Alfa Romeo Takes A Look Back At The 8C Competizione

Alfa Romeo is taking a look back at the 8C Competizione, which will undoubtedly go down in history as one of the most beautiful cars ever created.

The story starts in 2003 when Alfa Romeo showed a stunning concept at the Frankfurt Motor Show. It was an instant hit, but the decision to build the car didn’t come until early 2006 when Sergio Marchionne signed off on the project.

Work quickly began on a production model and the concept was “redefined” in just eight months. The quick turnaround allowed the production 8C to be unveiled at the 2006 Paris Motor Show.

Also Read: The Alfa Romeo 8C Competizione Is Still Gorgeous A Decade Later

While the car was thoroughly modern, it featured a number of cues from the past. In particular, Alfa Romeo says the headlights drew inspiration from the 33 Stradale while the rear end recalled the 1961 Giulietta SZ which featured the “first ‘truncated tail’ in motoring history.” Likewise, the circular taillights paid tribute to the Giulia TZ.

Besides the knockout styling, the car used lightweight materials such as carbon fiber, aluminum and titanium. This enabled the coupe to tip the scales at a respectable 3,494 lbs (1,585 kg).

Power was provided by a 4.7-liter V8 engine which produced 444 hp (331 kW / 450 PS).
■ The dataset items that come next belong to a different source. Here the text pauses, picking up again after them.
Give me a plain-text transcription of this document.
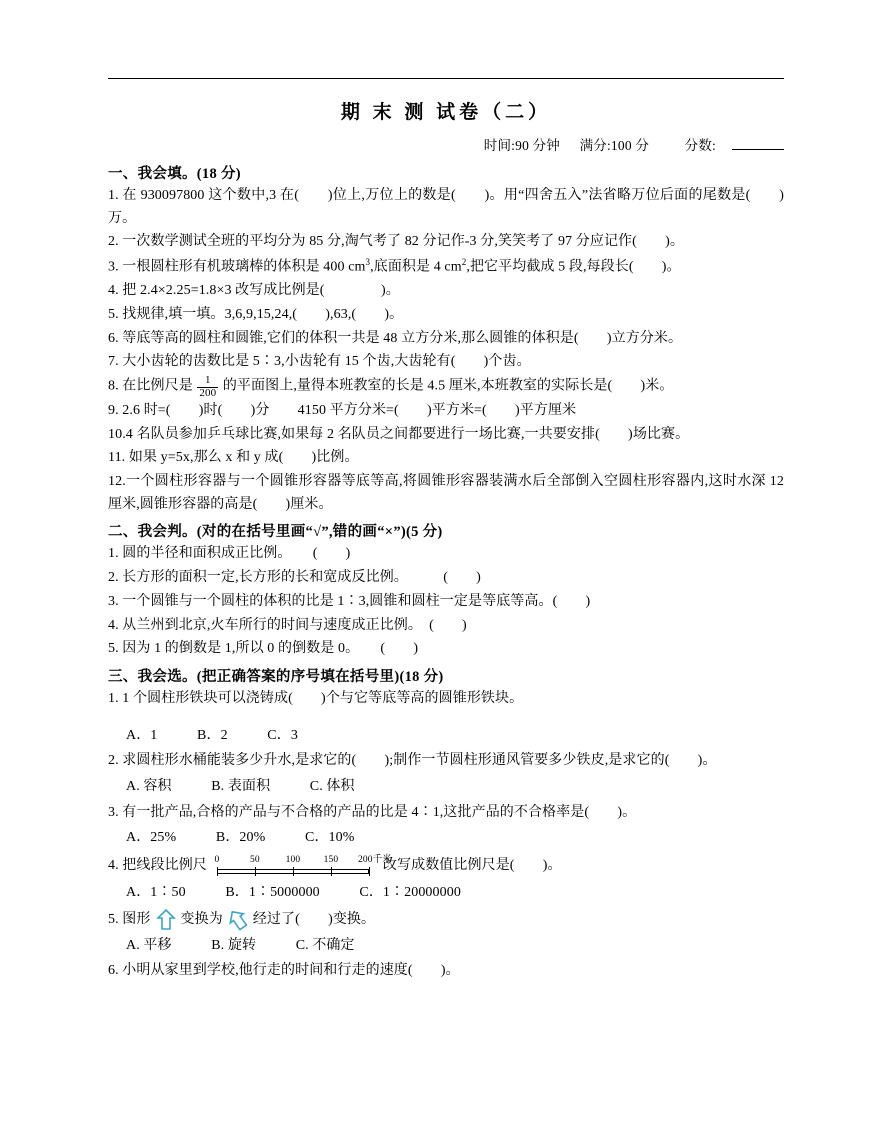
期 末 测 试卷（二）
时间:90 分钟 满分:100 分	分数:
一、我会填。(18 分)
1. 在 930097800 这个数中,3 在(　　)位上,万位上的数是(　　)。用“四舍五入”法省略万位后面的尾数是(　　)万。
2. 一次数学测试全班的平均分为 85 分,淘气考了 82 分记作-3 分,笑笑考了 97 分应记作(　　)。
3. 一根圆柱形有机玻璃棒的体积是 400 $cm^3$,底面积是 4 $cm^2$,把它平均截成 5 段,每段长(　　)。
4. 把 2.4×2.25=1.8×3 改写成比例是(　　　　)。
5. 找规律,填一填。3,6,9,15,24,(　　),63,(　　)。
6. 等底等高的圆柱和圆锥,它们的体积一共是 48 立方分米,那么圆锥的体积是(　　)立方分米。
7. 大小齿轮的齿数比是 5∶3,小齿轮有 15 个齿,大齿轮有(　　)个齿。
8. 在比例尺是 $\frac{1}{200}$ 的平面图上,量得本班教室的长是 4.5 厘米,本班教室的实际长是(　　)米。
9. 2.6 时=(　　)时(　　)分　　4150 平方分米=(　　)平方米=(　　)平方厘米
10.4 名队员参加乒乓球比赛,如果每 2 名队员之间都要进行一场比赛,一共要安排(　　)场比赛。
11. 如果 y=5x,那么 x 和 y 成(　　)比例。
12.一个圆柱形容器与一个圆锥形容器等底等高,将圆锥形容器装满水后全部倒入空圆柱形容器内,这时水深 12 厘米,圆锥形容器的高是(　　)厘米。
二、我会判。(对的在括号里画“√”,错的画“×”)(5 分)
1. 圆的半径和面积成正比例。　　(　　)
2. 长方形的面积一定,长方形的长和宽成反比例。　　　(　　)
3. 一个圆锥与一个圆柱的体积的比是 1∶3,圆锥和圆柱一定是等底等高。(　　)
4. 从兰州到北京,火车所行的时间与速度成正比例。　(　　)
5. 因为 1 的倒数是 1,所以 0 的倒数是 0。　　(　　)
三、我会选。(把正确答案的序号填在括号里)(18 分)
1. 1 个圆柱形铁块可以浇铸成(　　)个与它等底等高的圆锥形铁块。
A．1	B．2	C．3
2. 求圆柱形水桶能装多少升水,是求它的(　　);制作一节圆柱形通风管要多少铁皮,是求它的(　　)。
A. 容积	B. 表面积	C. 体积
3. 有一批产品,合格的产品与不合格的产品的比是 4∶1,这批产品的不合格率是(　　)。
A．25%	B．20%	C．10%
4. 把线段比例尺 0	50	100 150 200千米
改写成数值比例尺是(　　)。
A．1∶50	B．1∶5000000	C．1∶20000000
5. 图形 变换为 经过了(　　)变换。
A. 平移	B. 旋转	C. 不确定
6. 小明从家里到学校,他行走的时间和行走的速度(　　)。
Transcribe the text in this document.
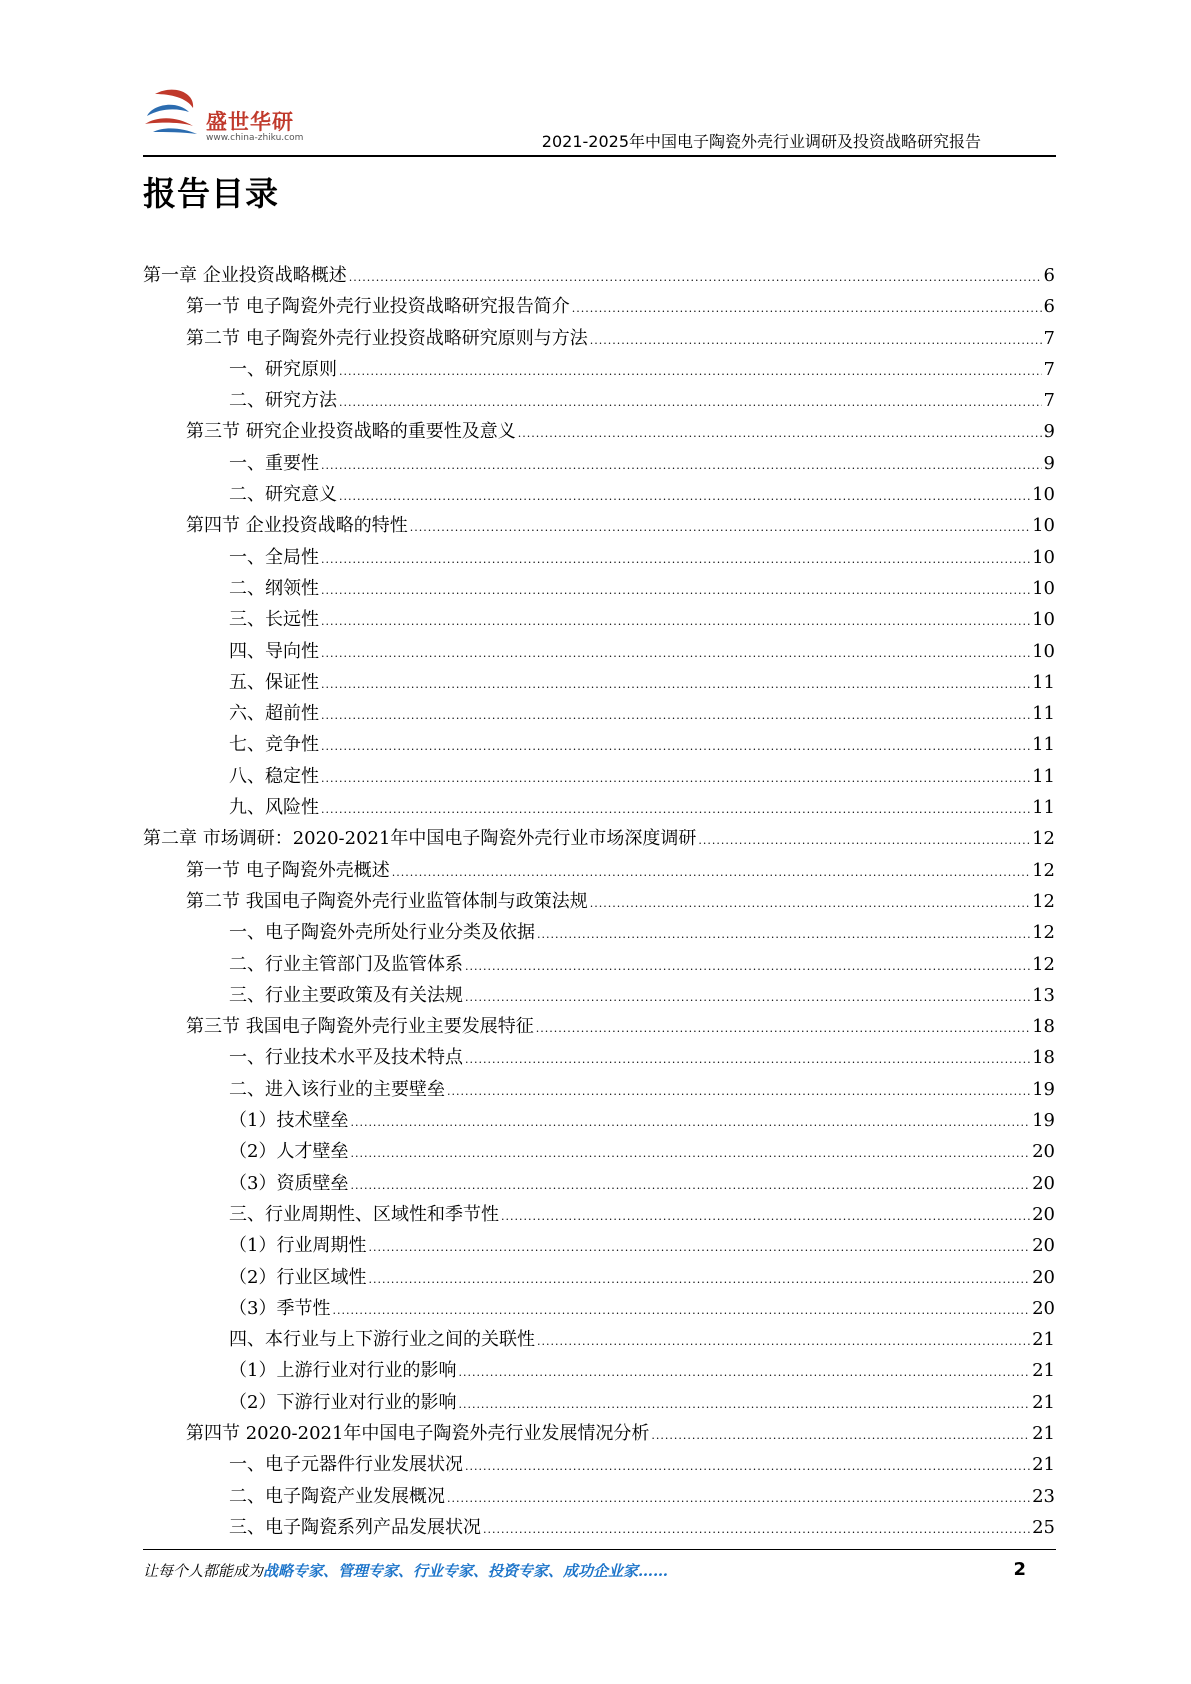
盛世华研
www.china-zhiku.com	2021-2025年中国电子陶瓷外壳行业调研及投资战略研究报告
报告目录
第一章 企业投资战略概述 .....	6
第一节 电子陶瓷外壳行业投资战略研究报告简介 .....	6
第二节 电子陶瓷外壳行业投资战略研究原则与方法 .....	7
一、研究原则 .....	7
二、研究方法 .....	7
第三节 研究企业投资战略的重要性及意义 .....	9
一、重要性 .....	9
二、研究意义 .....	10
第四节 企业投资战略的特性 .....	10
一、全局性 .....	10
二、纲领性 .....	10
三、长远性 .....	10
四、导向性 .....	10
五、保证性 .....	11
六、超前性 .....	11
七、竞争性 .....	11
八、稳定性 .....	11
九、风险性 .....	11
第二章 市场调研：2020-2021年中国电子陶瓷外壳行业市场深度调研 .....	12
第一节 电子陶瓷外壳概述 .....	12
第二节 我国电子陶瓷外壳行业监管体制与政策法规 .....	12
一、电子陶瓷外壳所处行业分类及依据 .....	12
二、行业主管部门及监管体系 .....	12
三、行业主要政策及有关法规 .....	13
第三节 我国电子陶瓷外壳行业主要发展特征 .....	18
一、行业技术水平及技术特点 .....	18
二、进入该行业的主要壁垒 .....	19
（1）技术壁垒 .....	19
（2）人才壁垒 .....	20
（3）资质壁垒 .....	20
三、行业周期性、区域性和季节性 .....	20
（1）行业周期性 .....	20
（2）行业区域性 .....	20
（3）季节性 .....	20
四、本行业与上下游行业之间的关联性 .....	21
（1）上游行业对行业的影响 .....	21
（2）下游行业对行业的影响 .....	21
第四节 2020-2021年中国电子陶瓷外壳行业发展情况分析 .....	21
一、电子元器件行业发展状况 .....	21
二、电子陶瓷产业发展概况 .....	23
三、电子陶瓷系列产品发展状况 .....	25
让每个人都能成为战略专家、管理专家、行业专家、投资专家、成功企业家……	2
It was connected to a robotized six-speed transmission which enabled the car to run from 0-62 mph (0-100 km/h) in just 4.2 seconds.

The 8C Competizione won over fans and new newcomers alike as Alfa Romeo received 1,400 orders within a matter of few weeks. However, production was limited to just 500 units.
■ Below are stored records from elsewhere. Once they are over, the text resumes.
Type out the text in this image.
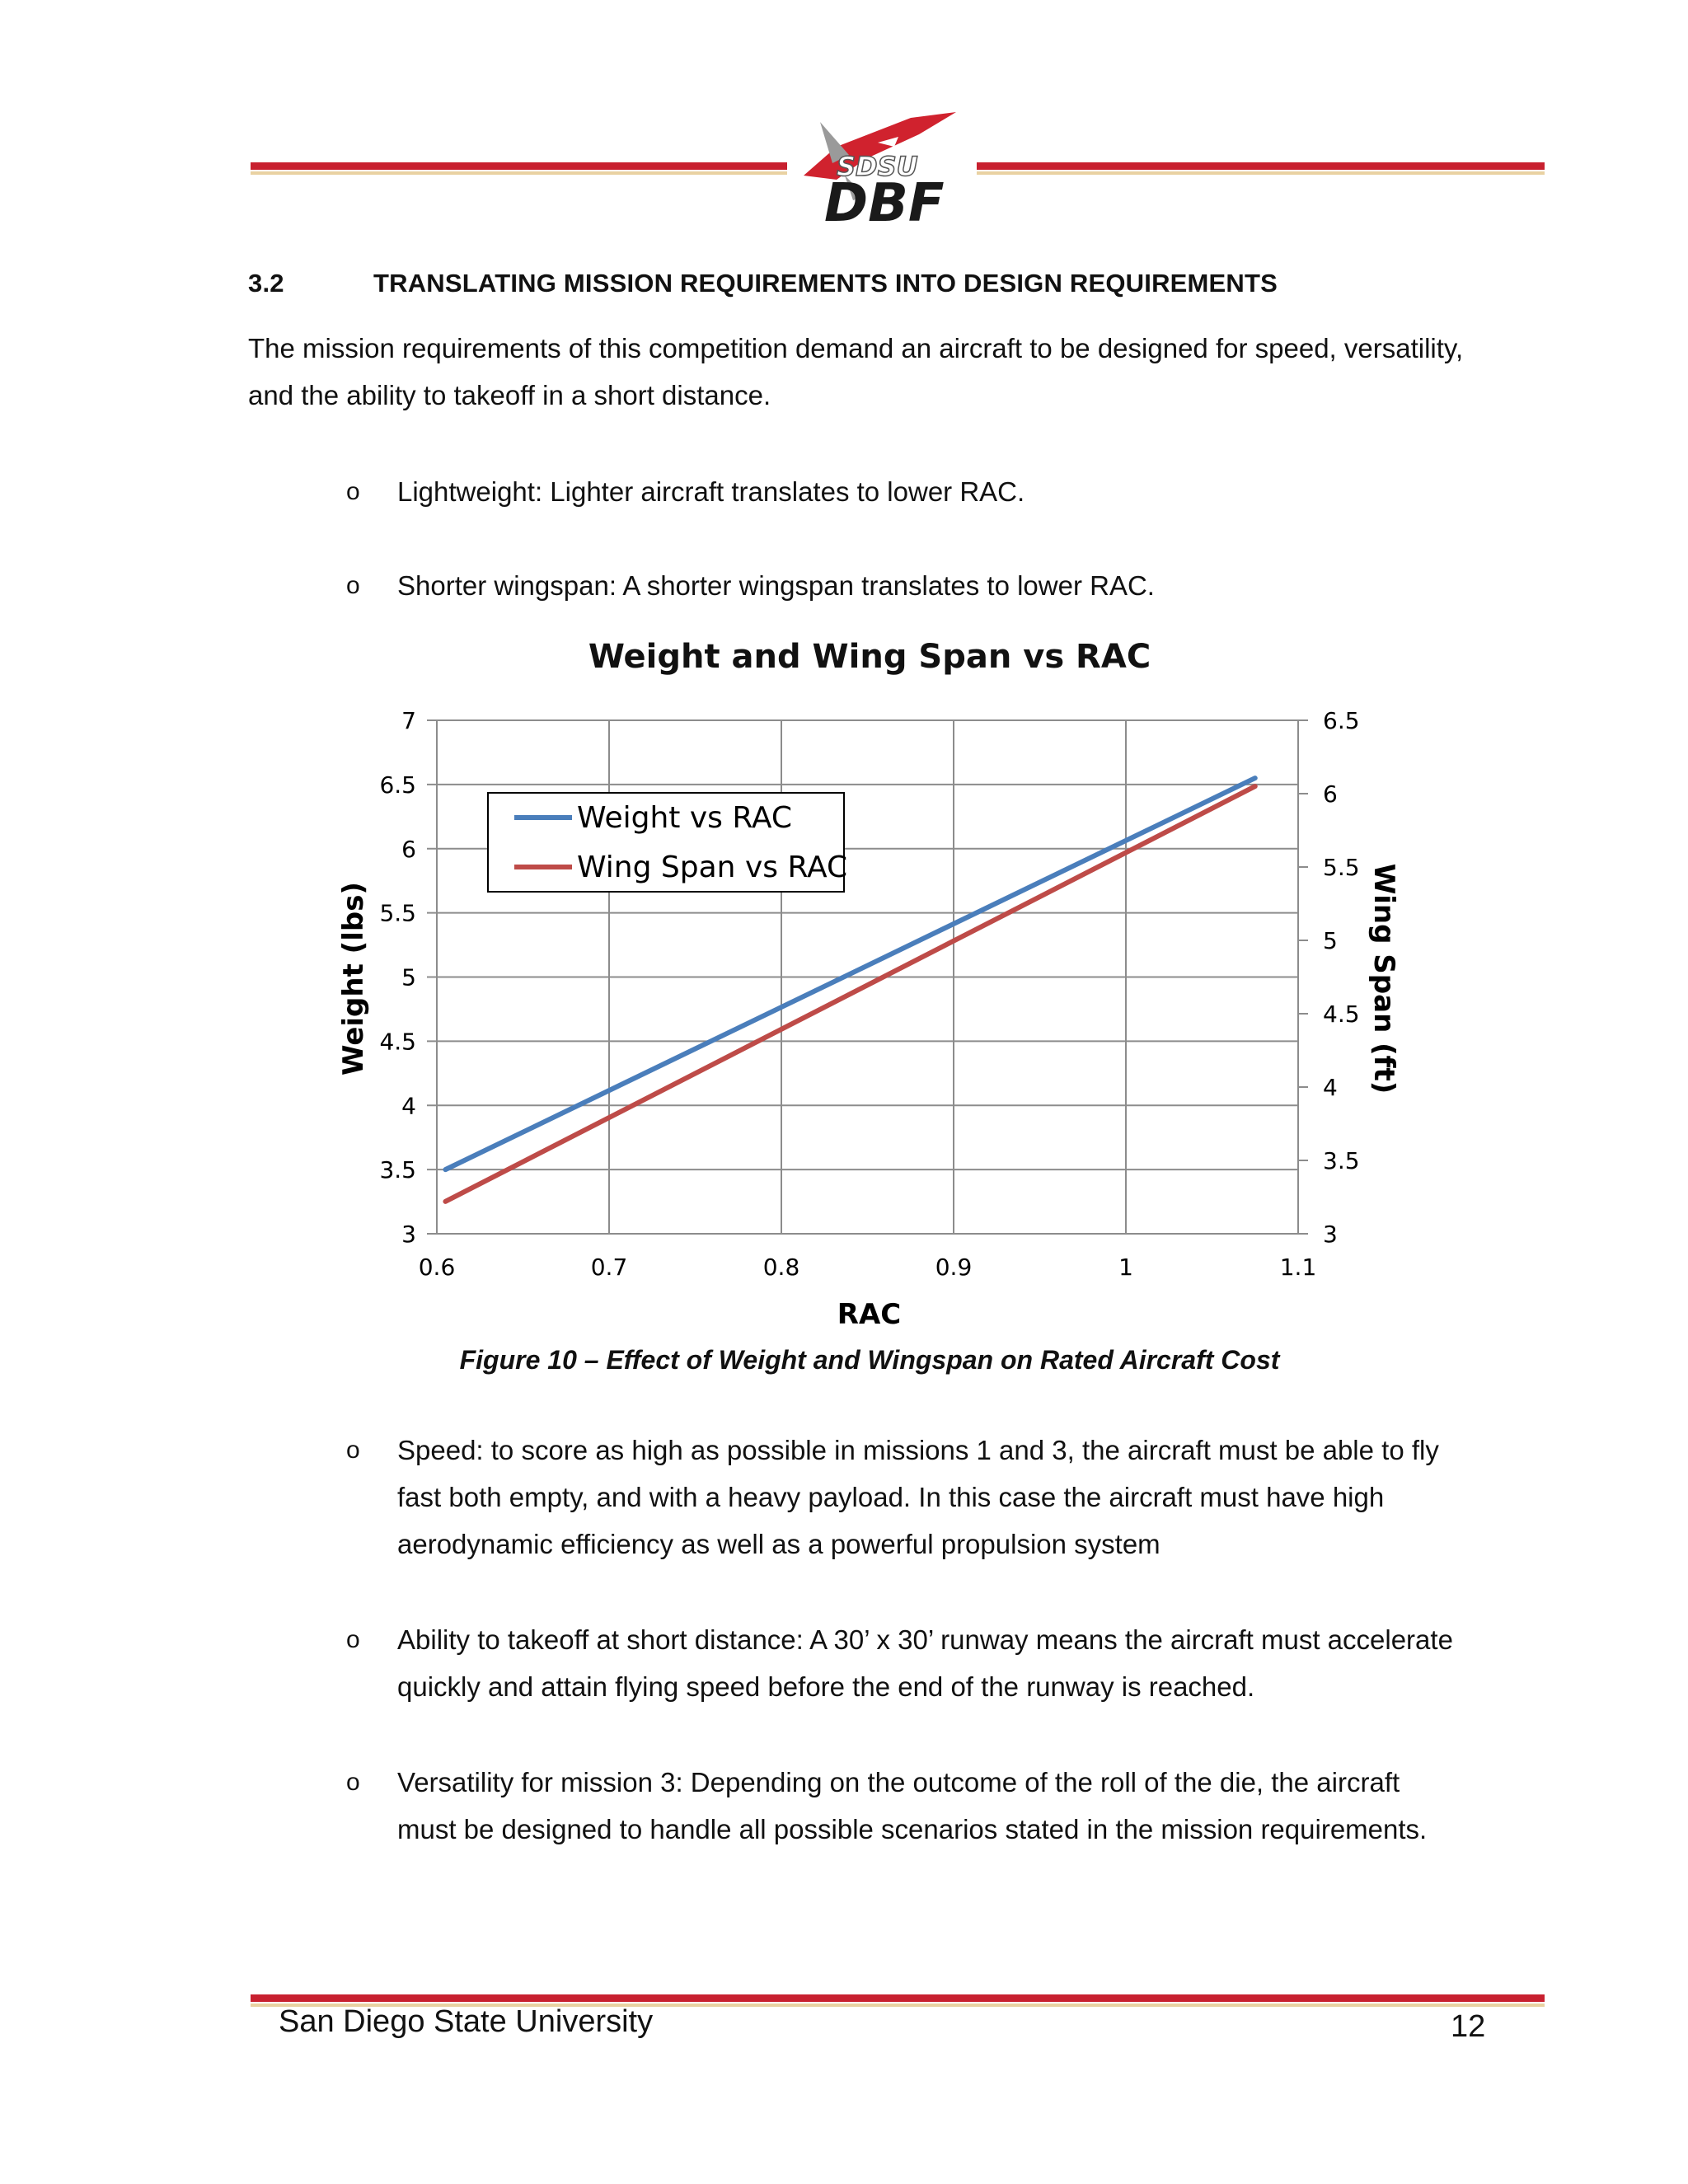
SDSU
DBF
3.2	TRANSLATING MISSION REQUIREMENTS INTO DESIGN REQUIREMENTS
The mission requirements of this competition demand an aircraft to be designed for speed, versatility,
and the ability to takeoff in a short distance.
o Lightweight: Lighter aircraft translates to lower RAC.
o Shorter wingspan: A shorter wingspan translates to lower RAC.
Weight and Wing Span vs RAC
0.6	0.7	0.8	0.9	1	1.1
3
3.5
4
4.5
5
5.5
6
6.5
7
3
3.5
4
4.5
5
5.5
6
6.5
Weight vs RAC
Wing Span vs RAC
RAC
Weight (lbs)	Wing Span (ft)
Figure 10 – Effect of Weight and Wingspan on Rated Aircraft Cost
o Speed: to score as high as possible in missions 1 and 3, the aircraft must be able to fly
fast both empty, and with a heavy payload. In this case the aircraft must have high
aerodynamic efficiency as well as a powerful propulsion system
o Ability to takeoff at short distance: A 30’ x 30’ runway means the aircraft must accelerate
quickly and attain flying speed before the end of the runway is reached.
o Versatility for mission 3: Depending on the outcome of the roll of the die, the aircraft
must be designed to handle all possible scenarios stated in the mission requirements.
San Diego State University	12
Alfa Romeo says the 8C Competizione “summarized the most classic canons of Alfa Romeo style” and inspired the design of everything from the MiTo to the Giulietta. Of course, it’s more closely related to the 4C which also embraced performance and lightness.

Another interesting fact about the 8C Competizione was that it marked Alfa Romeo’s return to the United States. The first US-spec model was delivered to none other than James Glickenhaus.

While Alfa Romeo promised a new 8C in 2018, FCA reversed course a year and killed the project in order to cut capital spending and rationalize Alfa Romeo’s product plan to focus “on current market strengths with reduced global reach and overlap with other Group brands.”